Aside from the issue that stringent regulation of industrial hemp, via its inaccurate associations with cannabis production, has hampered the exploration of a potentially far-reaching commodity, the personal possession and use of a substance that can be grown from the earth and consumed as intended, without any treatment or process, should not be a pariah. I would take the pacified introspection of a smoker over the aggressive misbehaviour of a drinker any day of the week, and yet policy makers still have the gall to promote the most skewed perspectives. Margaret Curran MP on Question Time this week was waving the flag. She came so close to an honest portrayal by suggesting that reports indicated the patterns of cannabis use were extremely different to heroin use. She then sadly offered the hatefully distorted view that over a number of years, cannabis has grown stronger (referring to recently higher levels of THC, the main psychoactive constituent of cannabis) and that it is now a serious substance with potentially harmful mental effects.
Put this notion to a scientist who has worked in the area and he would probably have to concede there is a certain amount of evidence that the misuse of cannabis can in theory lead to potential mental problems, although largely in the instance of an existing genetic propensity for such conditions. The scientist’s ambiguity would be that obvious however and he or she would likely never offer the certainty of the potential harms expressed by Curran.

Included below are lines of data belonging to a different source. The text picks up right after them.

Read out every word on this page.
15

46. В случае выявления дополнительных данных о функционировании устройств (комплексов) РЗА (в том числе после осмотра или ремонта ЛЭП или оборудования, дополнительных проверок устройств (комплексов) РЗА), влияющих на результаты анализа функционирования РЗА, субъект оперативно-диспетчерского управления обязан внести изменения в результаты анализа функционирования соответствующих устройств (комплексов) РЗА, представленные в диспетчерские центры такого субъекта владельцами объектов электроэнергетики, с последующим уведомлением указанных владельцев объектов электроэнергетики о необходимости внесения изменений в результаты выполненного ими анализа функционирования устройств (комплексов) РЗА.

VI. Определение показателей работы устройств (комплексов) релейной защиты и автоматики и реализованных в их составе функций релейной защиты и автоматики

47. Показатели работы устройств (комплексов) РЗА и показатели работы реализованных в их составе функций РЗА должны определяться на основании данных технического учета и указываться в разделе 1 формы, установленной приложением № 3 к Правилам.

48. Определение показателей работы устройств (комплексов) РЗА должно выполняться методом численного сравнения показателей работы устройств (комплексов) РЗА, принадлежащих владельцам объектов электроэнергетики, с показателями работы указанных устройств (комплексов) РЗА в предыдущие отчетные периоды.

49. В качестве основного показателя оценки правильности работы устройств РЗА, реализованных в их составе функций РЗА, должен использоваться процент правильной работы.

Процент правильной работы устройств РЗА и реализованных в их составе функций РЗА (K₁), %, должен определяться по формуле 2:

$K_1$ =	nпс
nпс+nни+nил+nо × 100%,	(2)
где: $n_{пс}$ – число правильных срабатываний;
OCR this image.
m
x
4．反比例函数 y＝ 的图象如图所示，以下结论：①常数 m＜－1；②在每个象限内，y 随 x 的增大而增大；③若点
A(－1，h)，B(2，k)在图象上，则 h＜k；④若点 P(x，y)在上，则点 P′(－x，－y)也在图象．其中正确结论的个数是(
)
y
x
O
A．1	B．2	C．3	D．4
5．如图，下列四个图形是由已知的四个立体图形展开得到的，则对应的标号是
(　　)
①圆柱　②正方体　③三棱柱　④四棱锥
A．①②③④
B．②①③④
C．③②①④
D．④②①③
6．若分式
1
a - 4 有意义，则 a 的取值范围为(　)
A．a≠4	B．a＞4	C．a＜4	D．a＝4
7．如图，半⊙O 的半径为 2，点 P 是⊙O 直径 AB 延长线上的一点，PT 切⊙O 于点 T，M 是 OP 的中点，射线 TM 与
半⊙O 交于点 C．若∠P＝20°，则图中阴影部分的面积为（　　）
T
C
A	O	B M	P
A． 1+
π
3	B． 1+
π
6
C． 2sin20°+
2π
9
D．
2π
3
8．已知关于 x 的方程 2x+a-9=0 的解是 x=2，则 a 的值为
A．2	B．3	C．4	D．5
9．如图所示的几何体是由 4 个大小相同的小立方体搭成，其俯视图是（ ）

Regardless, the key word there is “misuse”. Given my occasionally libertarian views on certain issues, I would argue that if the government is concerned about the misuse of things in our society and was inclined to mitigate all the conceivable harms, we could swiftly say goodbye to almost every enjoyable aspect of life. Misuse begins at free will and I find it personally disgusting that any government would ever try to legislate that.

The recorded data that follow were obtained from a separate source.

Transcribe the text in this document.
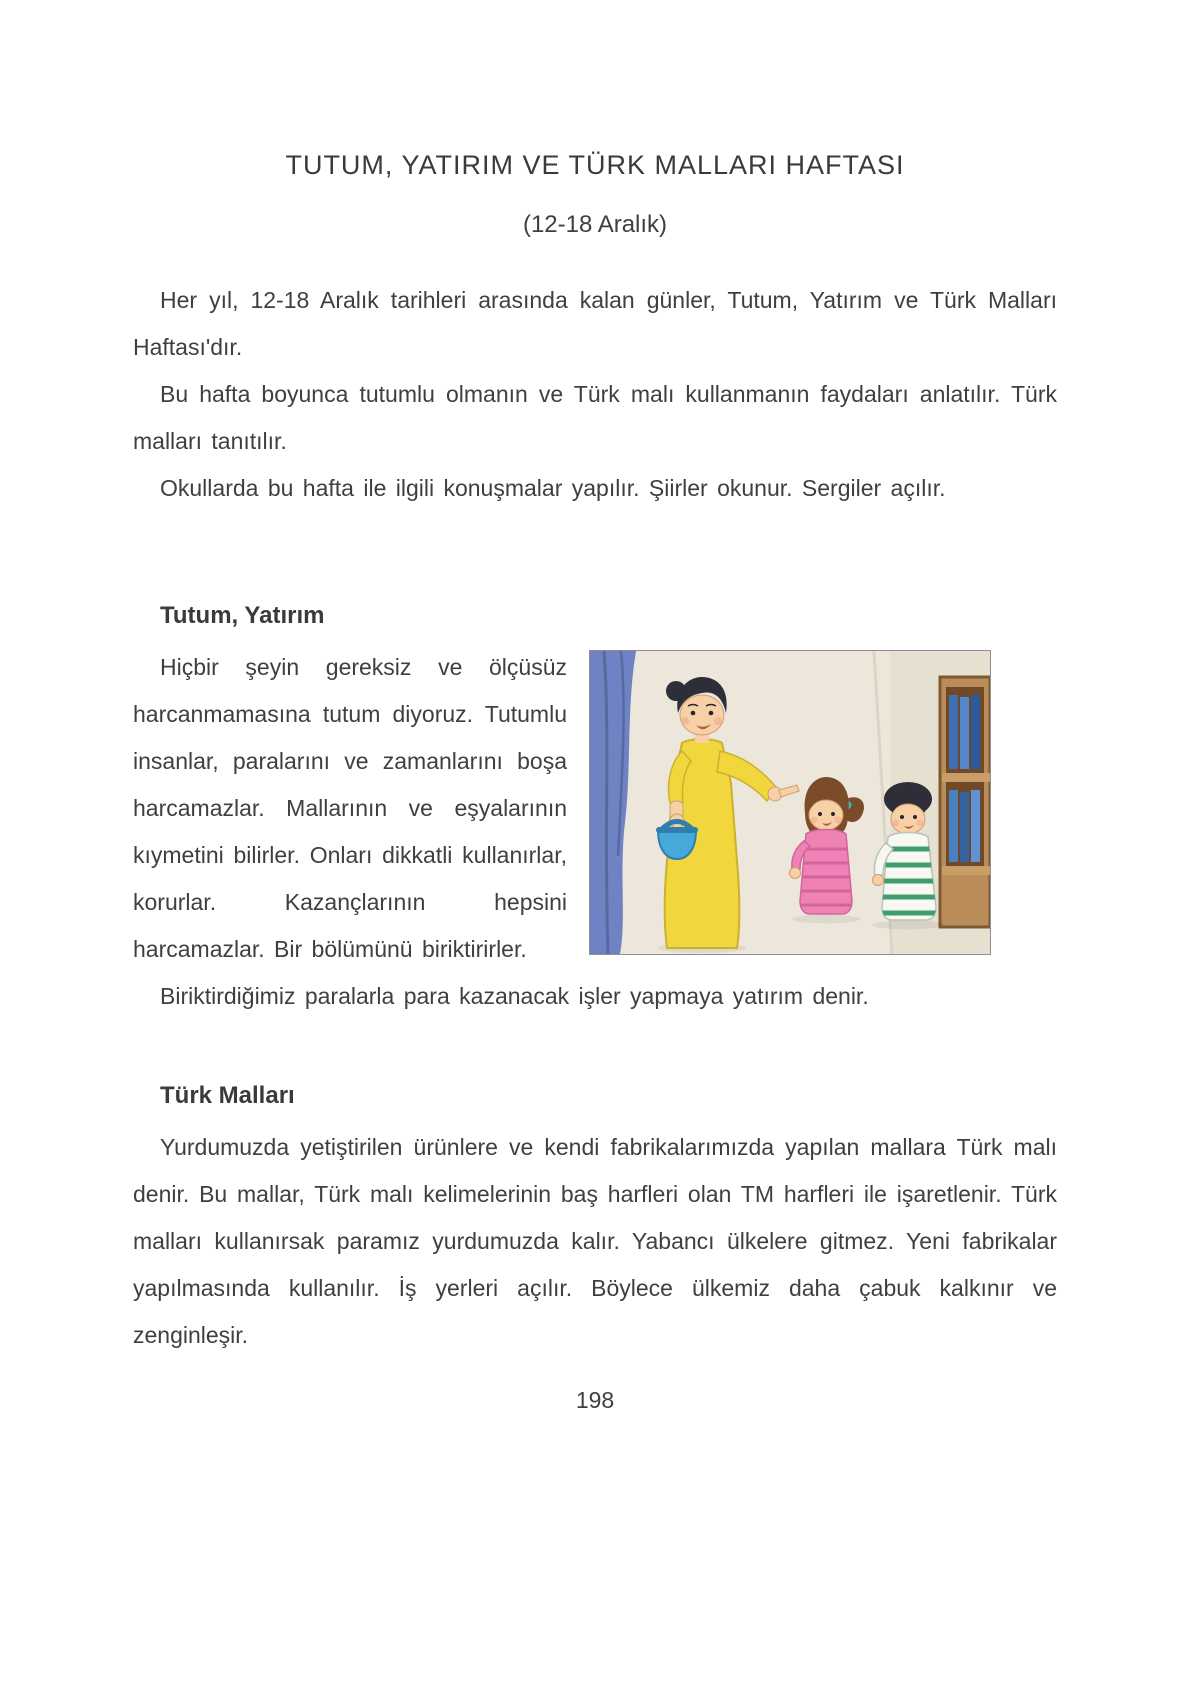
TUTUM, YATIRIM VE TÜRK MALLARI HAFTASI
(12-18 Aralık)

Her yıl, 12-18 Aralık tarihleri arasında kalan günler, Tutum, Yatırım ve Türk Malları Haftası'dır.

Bu hafta boyunca tutumlu olmanın ve Türk malı kullanmanın faydaları anlatılır. Türk malları tanıtılır.

Okullarda bu hafta ile ilgili konuşmalar yapılır. Şiirler okunur. Sergiler açılır.

Tutum, Yatırım

Hiçbir şeyin gereksiz ve ölçüsüz harcanmamasına tutum diyoruz. Tutumlu insanlar, paralarını ve zamanlarını boşa harcamazlar. Mallarının ve eşyalarının kıymetini bilirler. Onları dikkatli kullanırlar, korurlar. Kazançlarının hepsini harcamazlar. Bir bölümünü biriktirirler.

Biriktirdiğimiz paralarla para kazanacak işler yapmaya yatırım denir.

Türk Malları

Yurdumuzda yetiştirilen ürünlere ve kendi fabrikalarımızda yapılan mallara Türk malı denir. Bu mallar, Türk malı kelimelerinin baş harfleri olan TM harfleri ile işaretlenir. Türk malları kullanırsak paramız yurdumuzda kalır. Yabancı ülkelere gitmez. Yeni fabrikalar yapılmasında kullanılır. İş yerleri açılır. Böylece ülkemiz daha çabuk kalkınır ve zenginleşir.

198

Indeed, I find it disgusting that they do. In the understanding that morally justifiable free will is limited by not infringing upon the free will of others, government should have no authority to command what one does exclusively to oneself, in the privacy of one’s home. The audacity of any individual to say to another that they should improve their own life through subjective measures is something I cannot abide. I won’t argue for a second that the life of a drug addict would not necessarily be improved by kicking the habit but for me or anyone to sit in judgement is profoundly wrong, and so providing the means of awareness and rehabilitation is the only reasonable recourse.

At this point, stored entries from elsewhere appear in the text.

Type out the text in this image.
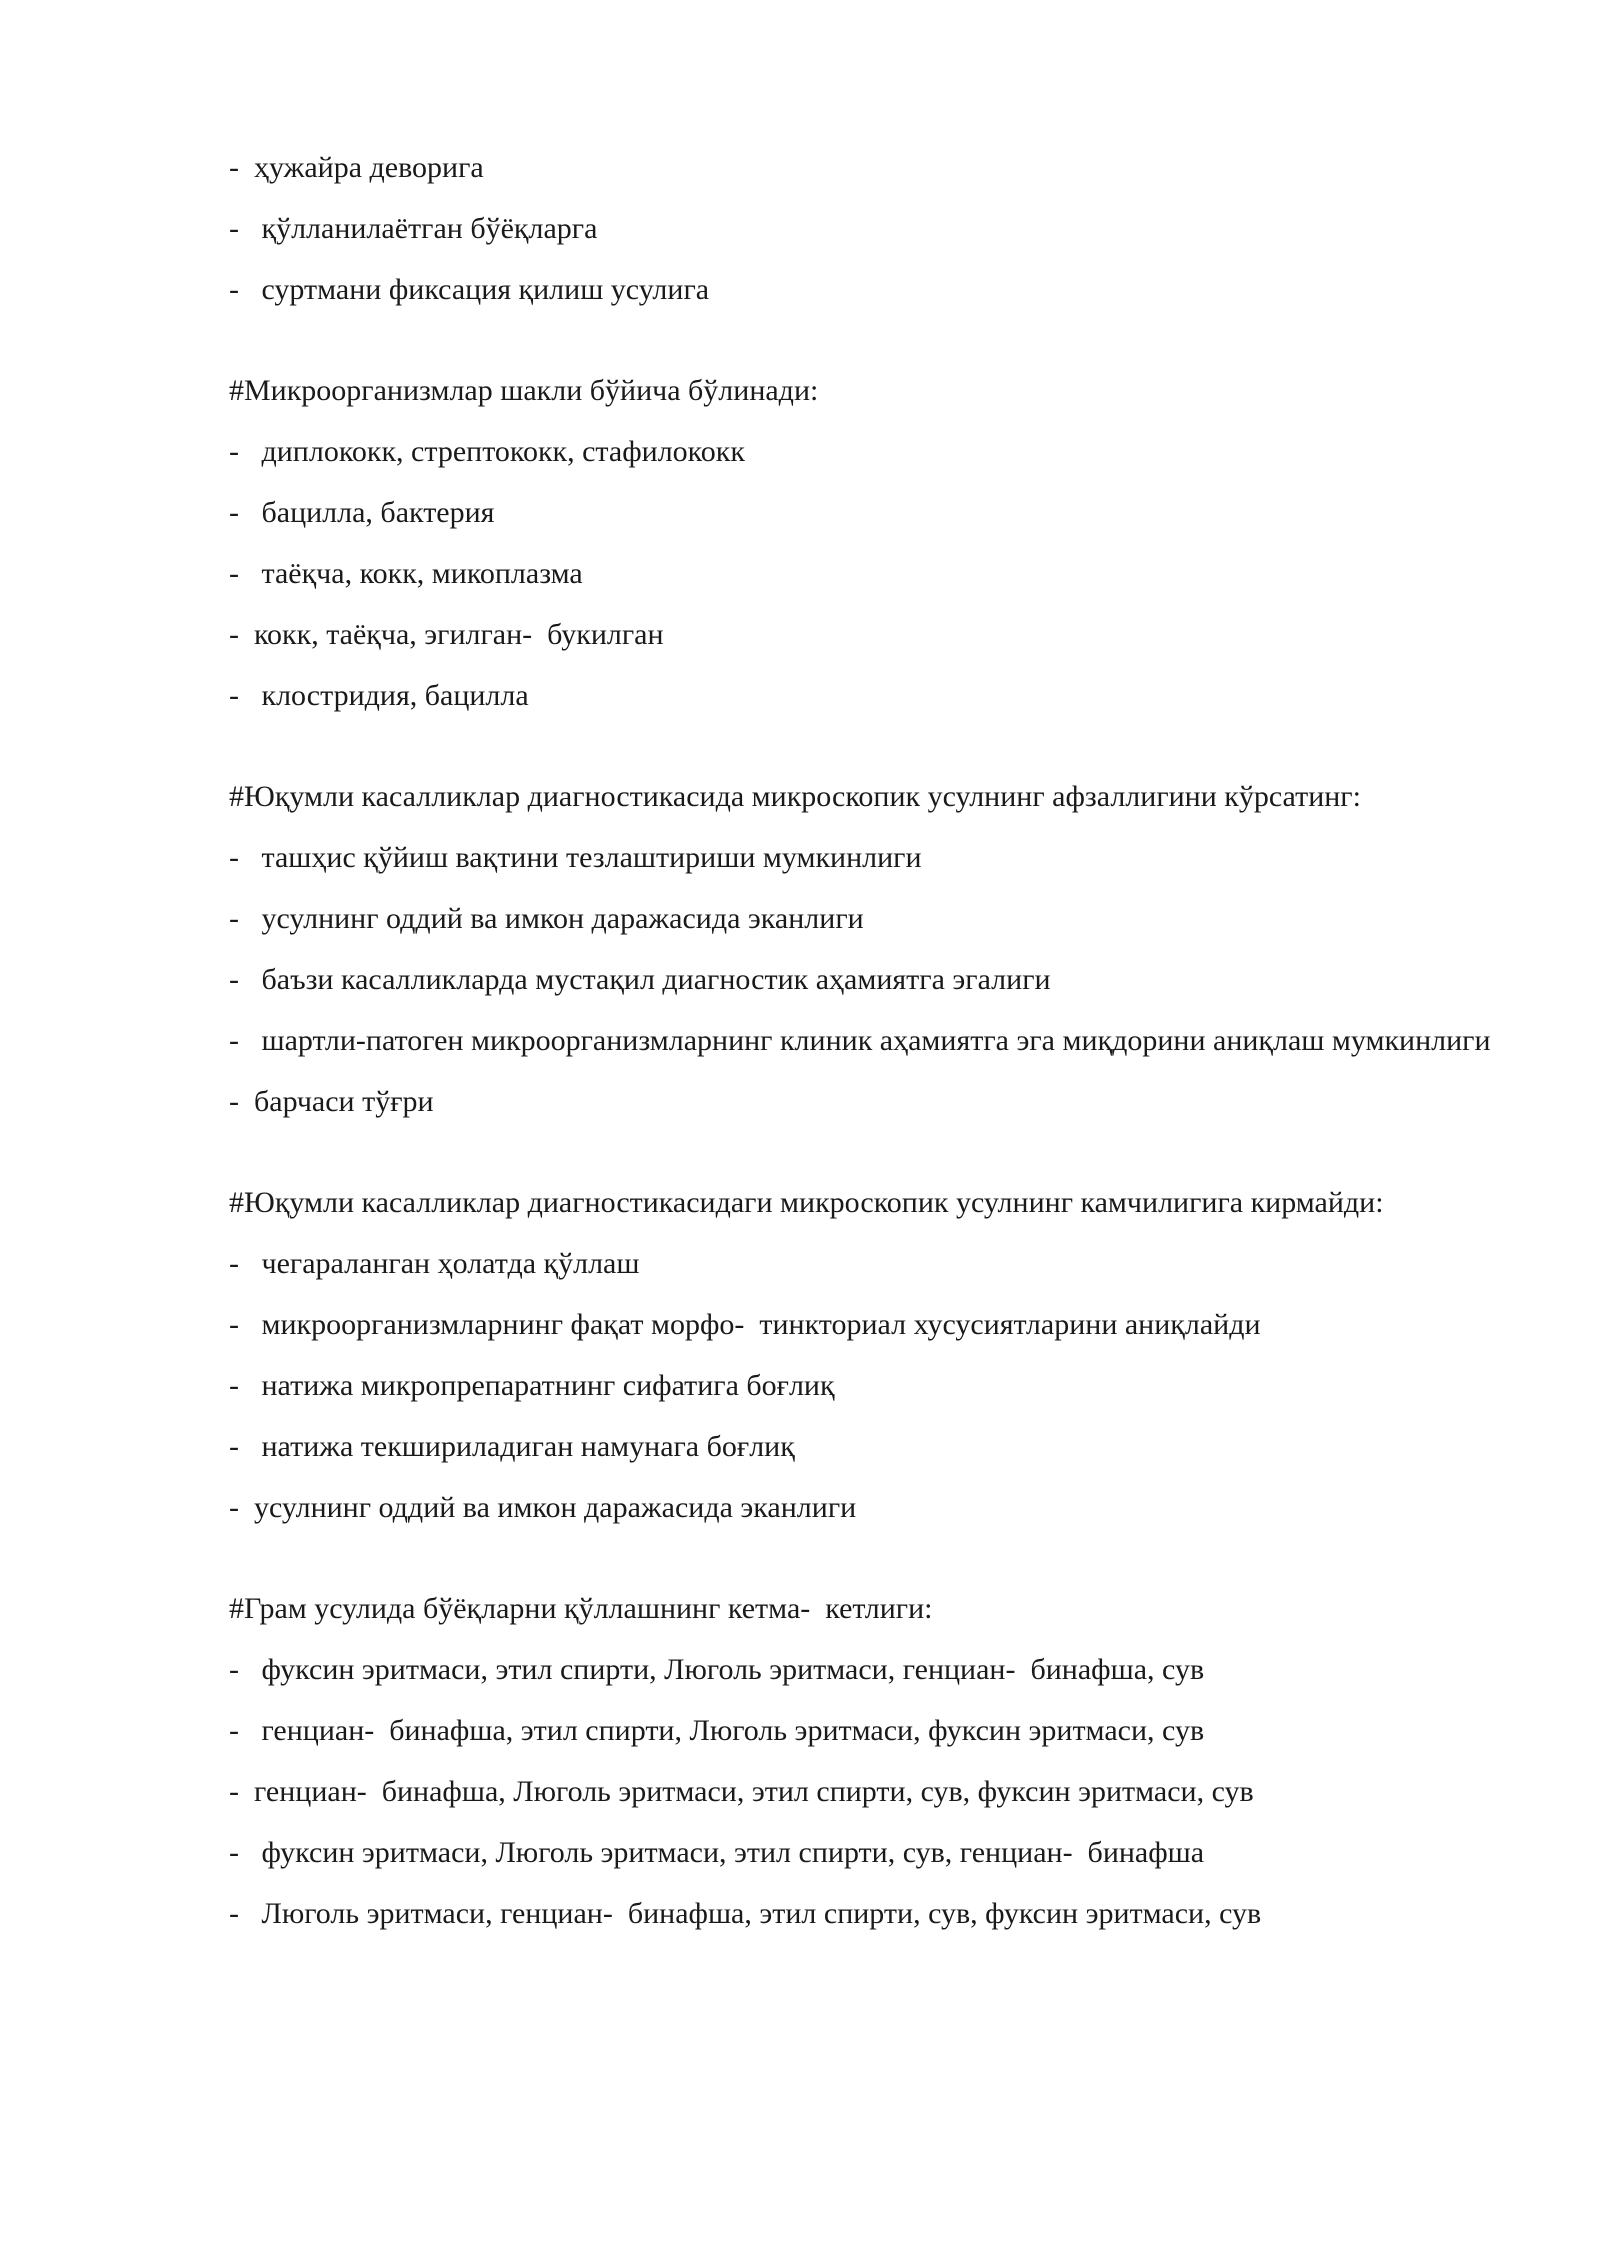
-  ҳужайра деворига

-   қўлланилаётган бўёқларга

-   суртмани фиксация қилиш усулига

#Микроорганизмлар шакли бўйича бўлинади:

-   диплококк, стрептококк, стафилококк

-   бацилла, бактерия

-   таёқча, кокк, микоплазма

-  кокк, таёқча, эгилган-  букилган

-   клостридия, бацилла

#Юқумли касалликлар диагностикасида микроскопик усулнинг афзаллигини кўрсатинг:

-   ташҳис қўйиш вақтини тезлаштириши мумкинлиги

-   усулнинг оддий ва имкон даражасида эканлиги

-   баъзи касалликларда мустақил диагностик аҳамиятга эгалиги

-   шартли-патоген микроорганизмларнинг клиник аҳамиятга эга миқдорини аниқлаш мумкинлиги

-  барчаси тўғри

#Юқумли касалликлар диагностикасидаги микроскопик усулнинг камчилигига кирмайди:

-   чегараланган ҳолатда қўллаш

-   микроорганизмларнинг фақат морфо-  тинкториал хусусиятларини аниқлайди

-   натижа микропрепаратнинг сифатига боғлиқ

-   натижа текшириладиган намунага боғлиқ

-  усулнинг оддий ва имкон даражасида эканлиги

#Грам усулида бўёқларни қўллашнинг кетма-  кетлиги:

-   фуксин эритмаси, этил спирти, Люголь эритмаси, генциан-  бинафша, сув

-   генциан-  бинафша, этил спирти, Люголь эритмаси, фуксин эритмаси, сув

-  генциан-  бинафша, Люголь эритмаси, этил спирти, сув, фуксин эритмаси, сув

-   фуксин эритмаси, Люголь эритмаси, этил спирти, сув, генциан-  бинафша

-   Люголь эритмаси, генциан-  бинафша, этил спирти, сув, фуксин эритмаси, сув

I think in closing I would provide these rough statistics. Tobacco causes the deaths of close to 100,000 people per year in the UK. There are close to 9,000 alcohol related deaths per year compared with approximately 2,000 drug related deaths, of which close to half are the result of the misuse of prescribed drugs, although opiate abuse in Scotland is more prevalent. There is no strong indication that the patterns of drug use would change or the numbers of users would rise in the event of legalisation because access to drugs is virtually unchallenged by its illegality. What sounds like a bigger problem to you?